Which seems to require you have a basic grounding in whatever sciences may be appropriate. Or at least some basic general science.
And then there's the familiarity with the tools.
I've been using servos for a while. I am familiar with several things about them; that they make noise when they move. That they move at a preset rate. That you need to supply a specific kind of control signal to them (PWM -- pulse-width modulation). That they require the same 5v as much of your electronics, but more amperage than a typical Arduino will supply.

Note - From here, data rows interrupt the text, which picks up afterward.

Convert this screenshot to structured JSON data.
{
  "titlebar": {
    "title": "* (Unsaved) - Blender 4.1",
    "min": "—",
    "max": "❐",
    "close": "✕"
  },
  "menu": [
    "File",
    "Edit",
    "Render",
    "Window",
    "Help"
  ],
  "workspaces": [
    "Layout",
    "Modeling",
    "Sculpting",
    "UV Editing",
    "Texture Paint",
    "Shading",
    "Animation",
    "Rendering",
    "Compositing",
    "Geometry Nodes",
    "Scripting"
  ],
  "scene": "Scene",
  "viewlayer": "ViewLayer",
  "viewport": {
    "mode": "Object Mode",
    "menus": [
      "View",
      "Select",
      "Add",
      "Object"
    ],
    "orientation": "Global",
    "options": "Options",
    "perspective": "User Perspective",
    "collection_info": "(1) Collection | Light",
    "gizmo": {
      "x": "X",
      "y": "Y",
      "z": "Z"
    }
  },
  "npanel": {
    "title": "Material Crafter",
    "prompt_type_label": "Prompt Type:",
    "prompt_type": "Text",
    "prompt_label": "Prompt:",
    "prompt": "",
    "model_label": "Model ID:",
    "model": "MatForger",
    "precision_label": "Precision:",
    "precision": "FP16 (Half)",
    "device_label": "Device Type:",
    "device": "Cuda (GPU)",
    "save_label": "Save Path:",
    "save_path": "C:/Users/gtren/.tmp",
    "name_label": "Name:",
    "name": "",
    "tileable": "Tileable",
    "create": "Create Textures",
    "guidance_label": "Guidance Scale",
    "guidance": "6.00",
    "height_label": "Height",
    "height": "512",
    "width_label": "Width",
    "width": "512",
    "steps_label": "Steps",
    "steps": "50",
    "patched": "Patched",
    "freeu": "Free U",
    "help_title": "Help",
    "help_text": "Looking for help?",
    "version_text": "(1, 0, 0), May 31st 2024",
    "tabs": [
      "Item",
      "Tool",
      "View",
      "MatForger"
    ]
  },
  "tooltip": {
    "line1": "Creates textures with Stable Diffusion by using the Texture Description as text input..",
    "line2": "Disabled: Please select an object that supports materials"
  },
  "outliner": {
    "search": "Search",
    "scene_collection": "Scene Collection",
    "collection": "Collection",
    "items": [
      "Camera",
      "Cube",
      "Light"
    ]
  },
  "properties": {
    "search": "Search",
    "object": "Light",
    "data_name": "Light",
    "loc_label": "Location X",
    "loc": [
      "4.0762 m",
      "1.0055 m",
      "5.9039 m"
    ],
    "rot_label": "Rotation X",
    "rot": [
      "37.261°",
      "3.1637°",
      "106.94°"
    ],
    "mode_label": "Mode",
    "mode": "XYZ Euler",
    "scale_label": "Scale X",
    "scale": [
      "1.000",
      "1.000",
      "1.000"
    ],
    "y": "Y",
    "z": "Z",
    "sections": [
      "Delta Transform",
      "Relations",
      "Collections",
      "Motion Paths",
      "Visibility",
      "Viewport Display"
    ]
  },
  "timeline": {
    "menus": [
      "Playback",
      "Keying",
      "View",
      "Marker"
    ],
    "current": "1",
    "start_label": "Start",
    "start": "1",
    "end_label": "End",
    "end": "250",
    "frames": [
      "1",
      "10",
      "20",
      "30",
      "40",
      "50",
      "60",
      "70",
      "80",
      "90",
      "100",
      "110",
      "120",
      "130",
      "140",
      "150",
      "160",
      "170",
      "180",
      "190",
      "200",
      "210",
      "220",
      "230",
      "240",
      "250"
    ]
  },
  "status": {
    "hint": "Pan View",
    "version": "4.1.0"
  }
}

In the case of the WIZ costume, my known tools were Power Darlingtons, Arduino, XBee modules, and my home-brew Blink code. I'd already hooked many of these modules to each other in different projects; PWM dimming of a high-power LED via a power darlington, speaking to an Arduino with an XBee, and so forth. So the interactions were mostly known.
What I did NOT know is if the circuitry -- micro-computer and micro-power serial data link -- would survive in an environment where I was switching several amps of LED on and off. Or if the whole mess would make radio noise and interfere with the wireless microphones.
Now I know. And I know simpler ways to build the next similar device, too. Iteration and empiricism aren't just useful for the project at hand; they are also how you refine the tools you then have available for the next project.
But this makes my teaching project difficult. I can communicate a set of tools, but the skills to know when these tools are appropriate and the range in which they will work -- that is more difficult.